Audits are rare and the system is often designed to pay claims with little or no review, billing specialists say. Legal challenges like the Sutter case are extremely rare.
“Most of these insurers, especially auto insurance, don’t look at the bill,” said Beth Morgan, CEO of Medical Bill Detectives, a consulting firm that helps insurers dispute hospital costs. “They pay it automatically.”
And the trauma activation fee can also directly affect patients.
“Sometimes the insurance companies won’t pay them. So people could get stuck with this bill, ”Morgan said.
A few years ago, the Zuckerberg San Francisco General Hospital billed a $ 15,666 in trauma intervention costs to the family of a toddler who fell from a hotel bed. He was doing fine. The treatment consisted of a bottle of formula and a nap. The hospital waived the charges after KHN and Vox wrote about it.
Fatigue from trauma alerts can come at a non-financial cost to the trauma team itself, McGonigal said.
“Every time that pager rings, you are pulling a lot of people away from their jobs to see [patients] get home an hour or two later, ”he said.
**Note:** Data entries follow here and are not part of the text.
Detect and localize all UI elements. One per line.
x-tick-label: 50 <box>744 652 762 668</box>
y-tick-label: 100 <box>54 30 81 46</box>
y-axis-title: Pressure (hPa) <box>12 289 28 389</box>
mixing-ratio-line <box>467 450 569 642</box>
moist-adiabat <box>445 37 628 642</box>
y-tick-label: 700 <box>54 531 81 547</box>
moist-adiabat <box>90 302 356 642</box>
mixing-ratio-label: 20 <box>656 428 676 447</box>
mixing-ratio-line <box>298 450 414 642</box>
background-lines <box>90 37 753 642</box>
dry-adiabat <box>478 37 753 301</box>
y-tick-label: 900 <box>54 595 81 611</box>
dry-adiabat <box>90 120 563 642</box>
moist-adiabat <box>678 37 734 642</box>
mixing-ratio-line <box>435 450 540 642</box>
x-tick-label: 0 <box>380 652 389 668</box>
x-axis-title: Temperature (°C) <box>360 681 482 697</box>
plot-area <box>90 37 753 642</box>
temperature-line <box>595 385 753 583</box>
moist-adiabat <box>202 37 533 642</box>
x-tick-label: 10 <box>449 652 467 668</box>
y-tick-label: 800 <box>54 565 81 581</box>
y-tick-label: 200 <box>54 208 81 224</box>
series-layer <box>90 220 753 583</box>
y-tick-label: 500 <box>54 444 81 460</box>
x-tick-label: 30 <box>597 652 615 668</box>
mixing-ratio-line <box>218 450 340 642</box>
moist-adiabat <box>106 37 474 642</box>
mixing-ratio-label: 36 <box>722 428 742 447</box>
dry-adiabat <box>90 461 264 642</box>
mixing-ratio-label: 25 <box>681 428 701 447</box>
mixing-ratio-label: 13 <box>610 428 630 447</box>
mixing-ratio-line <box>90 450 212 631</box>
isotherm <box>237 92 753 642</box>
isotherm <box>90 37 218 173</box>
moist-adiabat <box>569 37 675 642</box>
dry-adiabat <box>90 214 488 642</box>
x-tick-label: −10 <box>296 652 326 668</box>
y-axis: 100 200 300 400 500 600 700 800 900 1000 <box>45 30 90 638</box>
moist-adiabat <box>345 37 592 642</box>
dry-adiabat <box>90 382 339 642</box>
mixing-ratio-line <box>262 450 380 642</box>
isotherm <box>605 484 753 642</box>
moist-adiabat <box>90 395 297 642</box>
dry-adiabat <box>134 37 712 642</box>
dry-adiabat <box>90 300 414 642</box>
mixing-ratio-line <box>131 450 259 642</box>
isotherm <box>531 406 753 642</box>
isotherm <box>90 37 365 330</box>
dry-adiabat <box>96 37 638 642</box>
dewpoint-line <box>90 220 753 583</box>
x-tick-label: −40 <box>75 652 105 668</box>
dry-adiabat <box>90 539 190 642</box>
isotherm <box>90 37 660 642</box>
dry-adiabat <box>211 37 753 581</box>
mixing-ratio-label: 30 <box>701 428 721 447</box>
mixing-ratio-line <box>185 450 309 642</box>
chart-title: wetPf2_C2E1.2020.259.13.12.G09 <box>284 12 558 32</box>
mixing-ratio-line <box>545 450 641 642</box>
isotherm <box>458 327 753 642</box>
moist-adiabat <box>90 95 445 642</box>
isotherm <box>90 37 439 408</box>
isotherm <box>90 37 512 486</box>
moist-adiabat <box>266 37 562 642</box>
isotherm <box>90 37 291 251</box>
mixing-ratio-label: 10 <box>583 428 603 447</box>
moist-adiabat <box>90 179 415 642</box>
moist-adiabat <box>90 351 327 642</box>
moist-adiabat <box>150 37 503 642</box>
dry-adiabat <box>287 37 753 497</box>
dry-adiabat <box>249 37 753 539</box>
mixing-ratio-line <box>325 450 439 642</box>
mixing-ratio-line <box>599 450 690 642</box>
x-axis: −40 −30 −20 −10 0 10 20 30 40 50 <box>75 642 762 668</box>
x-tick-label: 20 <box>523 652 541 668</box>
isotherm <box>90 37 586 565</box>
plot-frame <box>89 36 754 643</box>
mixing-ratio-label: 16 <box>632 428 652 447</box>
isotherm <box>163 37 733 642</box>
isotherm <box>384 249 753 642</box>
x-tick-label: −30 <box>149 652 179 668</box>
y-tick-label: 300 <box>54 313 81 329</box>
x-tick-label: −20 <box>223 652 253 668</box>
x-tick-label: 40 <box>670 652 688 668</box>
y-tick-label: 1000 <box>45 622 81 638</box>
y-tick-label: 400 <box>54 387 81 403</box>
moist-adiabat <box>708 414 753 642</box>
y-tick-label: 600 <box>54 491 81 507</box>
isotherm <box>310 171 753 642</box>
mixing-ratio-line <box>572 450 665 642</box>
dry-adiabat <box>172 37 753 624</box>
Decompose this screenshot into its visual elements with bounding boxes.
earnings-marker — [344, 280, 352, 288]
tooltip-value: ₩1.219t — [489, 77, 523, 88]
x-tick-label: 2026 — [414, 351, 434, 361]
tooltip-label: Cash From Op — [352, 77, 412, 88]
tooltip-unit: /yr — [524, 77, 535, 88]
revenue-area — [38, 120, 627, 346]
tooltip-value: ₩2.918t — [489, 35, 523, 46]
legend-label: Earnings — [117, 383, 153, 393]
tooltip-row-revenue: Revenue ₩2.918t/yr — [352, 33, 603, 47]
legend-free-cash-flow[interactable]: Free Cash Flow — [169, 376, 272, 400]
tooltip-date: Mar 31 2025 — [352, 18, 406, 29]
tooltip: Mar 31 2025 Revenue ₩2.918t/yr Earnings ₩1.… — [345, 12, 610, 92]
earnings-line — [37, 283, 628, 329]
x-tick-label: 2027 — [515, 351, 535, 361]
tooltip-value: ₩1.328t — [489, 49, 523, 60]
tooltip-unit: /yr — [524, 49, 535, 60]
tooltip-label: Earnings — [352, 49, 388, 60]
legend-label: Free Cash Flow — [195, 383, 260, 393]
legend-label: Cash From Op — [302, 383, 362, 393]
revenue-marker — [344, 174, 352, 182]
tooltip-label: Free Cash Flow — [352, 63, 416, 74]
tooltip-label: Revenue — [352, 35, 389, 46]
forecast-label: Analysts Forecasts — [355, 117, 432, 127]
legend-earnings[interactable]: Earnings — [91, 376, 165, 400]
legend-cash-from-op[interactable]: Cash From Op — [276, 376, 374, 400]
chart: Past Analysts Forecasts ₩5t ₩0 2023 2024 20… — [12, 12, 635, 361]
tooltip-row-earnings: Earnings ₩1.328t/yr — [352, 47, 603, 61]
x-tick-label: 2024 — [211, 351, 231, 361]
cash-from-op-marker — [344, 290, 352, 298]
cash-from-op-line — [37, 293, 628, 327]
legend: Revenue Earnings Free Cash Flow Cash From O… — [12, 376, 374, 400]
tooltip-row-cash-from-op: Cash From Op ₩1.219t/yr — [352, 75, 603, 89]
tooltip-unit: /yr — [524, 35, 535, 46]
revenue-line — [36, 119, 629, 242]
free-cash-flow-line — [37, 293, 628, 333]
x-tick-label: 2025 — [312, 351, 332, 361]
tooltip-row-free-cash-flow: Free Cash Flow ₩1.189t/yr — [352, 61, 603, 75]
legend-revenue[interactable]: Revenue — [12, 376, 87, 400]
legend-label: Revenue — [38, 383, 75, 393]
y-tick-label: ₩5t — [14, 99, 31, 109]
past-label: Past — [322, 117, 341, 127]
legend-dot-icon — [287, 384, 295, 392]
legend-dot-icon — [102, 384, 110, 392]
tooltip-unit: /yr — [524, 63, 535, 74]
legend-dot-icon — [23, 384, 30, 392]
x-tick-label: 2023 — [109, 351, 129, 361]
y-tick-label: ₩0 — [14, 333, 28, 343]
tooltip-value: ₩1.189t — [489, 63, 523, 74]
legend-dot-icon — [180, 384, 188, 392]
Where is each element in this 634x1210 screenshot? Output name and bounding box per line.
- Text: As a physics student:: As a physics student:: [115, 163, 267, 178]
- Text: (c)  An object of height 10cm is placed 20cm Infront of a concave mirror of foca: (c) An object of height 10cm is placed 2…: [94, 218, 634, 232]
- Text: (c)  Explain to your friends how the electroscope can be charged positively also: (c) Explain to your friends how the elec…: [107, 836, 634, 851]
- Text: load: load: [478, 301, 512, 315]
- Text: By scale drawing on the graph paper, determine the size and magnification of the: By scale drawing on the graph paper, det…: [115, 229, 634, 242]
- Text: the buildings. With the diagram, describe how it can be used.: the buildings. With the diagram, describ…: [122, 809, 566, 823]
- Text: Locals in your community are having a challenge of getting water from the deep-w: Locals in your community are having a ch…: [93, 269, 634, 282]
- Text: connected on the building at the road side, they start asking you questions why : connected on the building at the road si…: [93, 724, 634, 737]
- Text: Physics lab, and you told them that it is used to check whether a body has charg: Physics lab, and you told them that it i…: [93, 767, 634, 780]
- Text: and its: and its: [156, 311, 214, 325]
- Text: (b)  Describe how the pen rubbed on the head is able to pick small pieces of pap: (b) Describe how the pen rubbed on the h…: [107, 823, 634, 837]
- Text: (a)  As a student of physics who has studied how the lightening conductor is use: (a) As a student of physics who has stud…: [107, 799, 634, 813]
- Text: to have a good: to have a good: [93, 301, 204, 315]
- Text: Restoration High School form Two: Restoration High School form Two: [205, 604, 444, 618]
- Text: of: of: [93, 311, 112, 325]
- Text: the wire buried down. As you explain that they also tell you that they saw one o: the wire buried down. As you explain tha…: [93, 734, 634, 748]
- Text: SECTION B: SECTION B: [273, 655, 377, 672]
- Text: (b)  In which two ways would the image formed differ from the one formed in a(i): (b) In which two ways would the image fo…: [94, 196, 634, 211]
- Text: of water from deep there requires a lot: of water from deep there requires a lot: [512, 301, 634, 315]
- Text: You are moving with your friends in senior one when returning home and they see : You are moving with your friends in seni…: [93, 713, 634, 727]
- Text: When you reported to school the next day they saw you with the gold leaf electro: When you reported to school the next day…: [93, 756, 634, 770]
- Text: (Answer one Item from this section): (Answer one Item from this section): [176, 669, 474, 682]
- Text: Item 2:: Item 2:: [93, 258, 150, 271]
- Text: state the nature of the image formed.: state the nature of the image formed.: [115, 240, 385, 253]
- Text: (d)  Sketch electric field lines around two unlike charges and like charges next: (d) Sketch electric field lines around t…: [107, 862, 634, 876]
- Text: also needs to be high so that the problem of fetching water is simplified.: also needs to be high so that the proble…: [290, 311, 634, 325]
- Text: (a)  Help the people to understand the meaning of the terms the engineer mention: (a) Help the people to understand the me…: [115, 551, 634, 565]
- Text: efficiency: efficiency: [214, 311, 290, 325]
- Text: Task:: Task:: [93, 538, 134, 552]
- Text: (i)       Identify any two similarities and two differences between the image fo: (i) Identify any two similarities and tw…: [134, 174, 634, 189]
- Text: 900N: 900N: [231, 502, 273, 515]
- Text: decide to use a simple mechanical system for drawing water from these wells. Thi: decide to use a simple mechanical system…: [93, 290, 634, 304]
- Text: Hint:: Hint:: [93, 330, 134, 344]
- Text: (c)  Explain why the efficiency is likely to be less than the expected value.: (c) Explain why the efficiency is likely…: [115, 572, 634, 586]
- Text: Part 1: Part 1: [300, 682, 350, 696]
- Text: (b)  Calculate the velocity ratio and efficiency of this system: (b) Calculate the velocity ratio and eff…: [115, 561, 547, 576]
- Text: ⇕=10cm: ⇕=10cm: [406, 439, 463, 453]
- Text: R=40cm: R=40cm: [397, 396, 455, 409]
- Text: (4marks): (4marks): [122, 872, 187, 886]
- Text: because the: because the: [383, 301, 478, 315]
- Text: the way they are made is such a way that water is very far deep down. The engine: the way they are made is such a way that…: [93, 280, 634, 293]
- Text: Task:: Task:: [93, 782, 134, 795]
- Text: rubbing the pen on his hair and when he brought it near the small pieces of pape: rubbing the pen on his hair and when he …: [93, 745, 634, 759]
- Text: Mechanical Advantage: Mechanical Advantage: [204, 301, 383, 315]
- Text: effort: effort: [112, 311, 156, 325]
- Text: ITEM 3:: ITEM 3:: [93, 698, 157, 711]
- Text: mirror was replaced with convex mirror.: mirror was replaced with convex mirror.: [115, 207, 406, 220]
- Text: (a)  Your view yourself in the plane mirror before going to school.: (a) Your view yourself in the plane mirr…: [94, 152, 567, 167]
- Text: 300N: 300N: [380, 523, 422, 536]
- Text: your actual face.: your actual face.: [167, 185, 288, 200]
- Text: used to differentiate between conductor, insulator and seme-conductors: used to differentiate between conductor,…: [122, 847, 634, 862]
“Some trauma centers are having problems because they are in tatters. And there is probably an unnecessary expense in all the resources needed to assess and manage these patients. “
KHN (Kaiser Health News) is a national newsroom that produces in-depth journalism on health issues. Together with Policy Analysis and Polling, KHN is one of the three main operational programs of KFF (Kaiser Family Foundation). KFF is an endowed nonprofit organization that provides information on health issues to the nation.